Bouchet v. National Urban League, Inc., 730 F.2d 799, 805
(D.C. Cir. 1984).

     In the end, section 9(h)(2)’s re-numbering does not
change our analysis. Congress’s failure to update section
25(b) was far more likely the result of a scrivener’s error. The
Dodd-Frank Act is an enormous and complex statute, and it
contains other scrivener’s errors—for example, the same
section now has two subsections numbered 9(j). See 15
U.S.C. § 78i(j). Section 9(h)(2)’s re-numbering thus offers us
no insight into whether Congress might have overlooked
section 25(b). To be sure, we might well suspect that this is
exactly what happened, but we have no authority to speculate
about congressional intent, especially when our jurisdiction is
at stake. See Sierra Club v. Thomas, 828 F.2d 783, 792 (D.C.
Cir. 1987) (explaining that appellate “courts have just so
much jurisdiction as Congress has provided by statute”). We
act on the basis of statutory language and probative legislative
                               15
history—all of which here indicate that this court has original
appellate jurisdiction only over challenges to regulations
whose authorizing provisions appear in section 25(b). A
clerical error gives us no reason to depart from this scheme.
Indeed, reading too much into a mere clerical error would run
the risk of contravening Lorion’s reminder that questions of
appellate jurisdiction “must of course be governed by the
intent of Congress and not by any views we may have about
sound policy.” Lorion, 470 U.S. at 746; see also Five Flags
Pipe Line Co., 854 F.2d at 1441 (“[T]his court simply is not at
liberty to displace, or to improve upon, the jurisdictional
choices of Congress—even when it legislates by potpourri—
no matter how compelling the policy reasons for doing so.”).

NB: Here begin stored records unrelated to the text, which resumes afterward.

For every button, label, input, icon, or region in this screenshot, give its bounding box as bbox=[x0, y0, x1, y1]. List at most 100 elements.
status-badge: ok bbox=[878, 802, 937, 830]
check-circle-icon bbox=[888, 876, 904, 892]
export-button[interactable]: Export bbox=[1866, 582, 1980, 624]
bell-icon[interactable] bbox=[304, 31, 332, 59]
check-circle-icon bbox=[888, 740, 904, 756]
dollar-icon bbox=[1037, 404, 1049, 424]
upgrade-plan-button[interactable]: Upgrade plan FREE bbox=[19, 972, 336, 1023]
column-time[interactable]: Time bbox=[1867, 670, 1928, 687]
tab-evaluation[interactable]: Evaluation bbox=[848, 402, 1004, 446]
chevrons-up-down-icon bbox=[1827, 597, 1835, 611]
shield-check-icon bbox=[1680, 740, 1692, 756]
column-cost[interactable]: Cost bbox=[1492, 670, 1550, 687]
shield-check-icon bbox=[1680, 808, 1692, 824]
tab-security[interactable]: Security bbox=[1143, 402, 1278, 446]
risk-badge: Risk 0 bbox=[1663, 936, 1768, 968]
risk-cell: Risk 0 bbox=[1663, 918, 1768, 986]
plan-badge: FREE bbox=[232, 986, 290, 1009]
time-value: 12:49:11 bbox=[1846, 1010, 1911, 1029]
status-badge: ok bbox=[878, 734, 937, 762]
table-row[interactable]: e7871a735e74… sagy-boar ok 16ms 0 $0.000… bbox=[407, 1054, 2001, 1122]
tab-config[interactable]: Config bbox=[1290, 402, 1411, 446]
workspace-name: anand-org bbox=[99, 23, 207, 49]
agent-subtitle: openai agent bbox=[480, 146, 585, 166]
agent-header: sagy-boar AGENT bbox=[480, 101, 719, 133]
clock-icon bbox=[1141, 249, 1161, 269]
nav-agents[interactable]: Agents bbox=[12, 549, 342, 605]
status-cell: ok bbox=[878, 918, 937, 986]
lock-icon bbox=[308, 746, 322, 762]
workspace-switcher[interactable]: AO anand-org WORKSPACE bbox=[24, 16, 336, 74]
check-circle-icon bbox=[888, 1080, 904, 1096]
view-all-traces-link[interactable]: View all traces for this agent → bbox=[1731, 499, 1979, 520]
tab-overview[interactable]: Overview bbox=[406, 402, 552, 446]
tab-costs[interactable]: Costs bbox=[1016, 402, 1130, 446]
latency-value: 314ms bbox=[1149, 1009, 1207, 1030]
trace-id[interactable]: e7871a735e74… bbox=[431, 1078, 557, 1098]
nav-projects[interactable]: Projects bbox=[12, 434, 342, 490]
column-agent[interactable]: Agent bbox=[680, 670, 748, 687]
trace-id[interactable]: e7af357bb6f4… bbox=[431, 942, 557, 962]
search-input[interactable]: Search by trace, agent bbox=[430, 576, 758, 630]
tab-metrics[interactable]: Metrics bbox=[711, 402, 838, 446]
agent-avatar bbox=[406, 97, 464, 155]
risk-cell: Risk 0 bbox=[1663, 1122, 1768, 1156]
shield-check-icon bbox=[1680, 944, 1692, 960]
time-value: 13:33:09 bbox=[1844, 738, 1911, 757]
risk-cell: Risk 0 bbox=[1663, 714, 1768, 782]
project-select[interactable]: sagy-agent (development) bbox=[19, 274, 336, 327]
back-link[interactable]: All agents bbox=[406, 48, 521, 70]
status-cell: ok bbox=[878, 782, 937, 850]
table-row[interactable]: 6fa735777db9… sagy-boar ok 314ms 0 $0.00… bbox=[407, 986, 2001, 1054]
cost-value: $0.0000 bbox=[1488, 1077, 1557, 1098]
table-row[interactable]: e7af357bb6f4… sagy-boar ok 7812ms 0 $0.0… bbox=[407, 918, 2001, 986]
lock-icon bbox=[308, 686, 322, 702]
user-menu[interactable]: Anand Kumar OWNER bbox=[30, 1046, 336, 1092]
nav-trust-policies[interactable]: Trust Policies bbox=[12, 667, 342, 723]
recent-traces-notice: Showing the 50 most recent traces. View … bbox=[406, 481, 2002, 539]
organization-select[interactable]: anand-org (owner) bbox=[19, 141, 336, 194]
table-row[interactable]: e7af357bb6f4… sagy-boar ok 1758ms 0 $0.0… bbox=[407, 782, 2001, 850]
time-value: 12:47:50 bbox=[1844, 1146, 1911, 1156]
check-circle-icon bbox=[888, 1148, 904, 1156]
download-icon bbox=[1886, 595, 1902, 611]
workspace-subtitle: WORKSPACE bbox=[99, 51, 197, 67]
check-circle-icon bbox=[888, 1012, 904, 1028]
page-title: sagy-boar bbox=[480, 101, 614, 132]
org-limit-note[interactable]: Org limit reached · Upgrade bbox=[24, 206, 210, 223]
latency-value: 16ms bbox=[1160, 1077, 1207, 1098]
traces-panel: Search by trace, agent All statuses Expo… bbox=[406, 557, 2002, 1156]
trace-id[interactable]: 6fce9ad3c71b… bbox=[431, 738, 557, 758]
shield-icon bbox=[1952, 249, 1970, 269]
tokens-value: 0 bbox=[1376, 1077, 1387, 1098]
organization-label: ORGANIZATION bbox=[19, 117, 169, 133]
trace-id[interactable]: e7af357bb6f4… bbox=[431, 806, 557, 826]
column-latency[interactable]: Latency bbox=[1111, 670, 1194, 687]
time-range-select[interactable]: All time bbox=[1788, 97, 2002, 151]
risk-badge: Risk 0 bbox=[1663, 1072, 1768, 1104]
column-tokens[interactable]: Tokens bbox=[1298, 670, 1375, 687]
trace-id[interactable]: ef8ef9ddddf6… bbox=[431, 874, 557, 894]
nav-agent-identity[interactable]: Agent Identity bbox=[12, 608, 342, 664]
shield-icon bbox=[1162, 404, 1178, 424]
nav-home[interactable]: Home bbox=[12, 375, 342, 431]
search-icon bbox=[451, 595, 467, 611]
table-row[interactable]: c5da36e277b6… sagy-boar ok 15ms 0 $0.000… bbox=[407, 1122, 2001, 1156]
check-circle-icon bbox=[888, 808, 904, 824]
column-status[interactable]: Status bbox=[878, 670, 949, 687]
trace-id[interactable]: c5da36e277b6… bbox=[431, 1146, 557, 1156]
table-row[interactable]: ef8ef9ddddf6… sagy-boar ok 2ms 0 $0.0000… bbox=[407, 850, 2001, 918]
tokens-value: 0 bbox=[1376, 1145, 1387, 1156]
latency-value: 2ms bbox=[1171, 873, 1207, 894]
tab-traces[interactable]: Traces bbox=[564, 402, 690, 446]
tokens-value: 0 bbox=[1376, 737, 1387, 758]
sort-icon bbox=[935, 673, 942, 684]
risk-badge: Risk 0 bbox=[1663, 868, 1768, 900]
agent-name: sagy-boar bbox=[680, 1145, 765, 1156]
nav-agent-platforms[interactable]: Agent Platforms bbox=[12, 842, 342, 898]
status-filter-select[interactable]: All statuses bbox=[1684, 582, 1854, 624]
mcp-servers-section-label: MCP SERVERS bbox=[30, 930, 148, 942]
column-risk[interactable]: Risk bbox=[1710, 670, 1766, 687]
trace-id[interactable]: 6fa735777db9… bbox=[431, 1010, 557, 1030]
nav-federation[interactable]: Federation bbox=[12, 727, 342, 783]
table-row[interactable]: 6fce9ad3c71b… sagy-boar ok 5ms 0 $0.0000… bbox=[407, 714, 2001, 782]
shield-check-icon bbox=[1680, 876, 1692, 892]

     Finally, echoing the reasoning in Investment Company
Institute and Lorion, petitioners complain that forcing this suit
to proceed first in district court would be inefficient because it
requires no fact-finding and would simply delay the ultimate
resolution of the case. But as we indicated above, see supra at
9–10, when Congress passed section 25(b), it knew it would
be sending some cases to the district court that require no
fact-finding. Indeed, under the Administrative Procedure Act,
many challenges to agency regulations are heard first in the
district court and then reviewed de novo by this court. To be
sure, this may not be the most efficient way to resolve such
cases, and we certainly understand petitioners’ desire to have
these important issues addressed expeditiously. But it is
Congress’s job, not ours, to determine “ ‘the court in which
judicial review of agency decisions may occur.’ ” Watts, 482
F.3d at 505 (quoting Five Flags Pipe Line Co., 854 F.2d at
1439).

                               III.
     For the foregoing reasons, we dismiss the petition for
review for lack of jurisdiction. Because petitioners have
                             16
“simultaneously filed a complaint in the district court, we
need not consider transferring the petition to that court.”
National Automobile Dealers Association, 670 F.3d at 272;
see also 28 U.S.C. § 1631 (authorizing the transfer of a case
when “there is a want of jurisdiction”). Additionally, our
dismissal of the petition is without prejudice to petitioners’
suit in the district court. See National Automobile Dealers
Association, 670 F.3d at 272.

                                                  So ordered.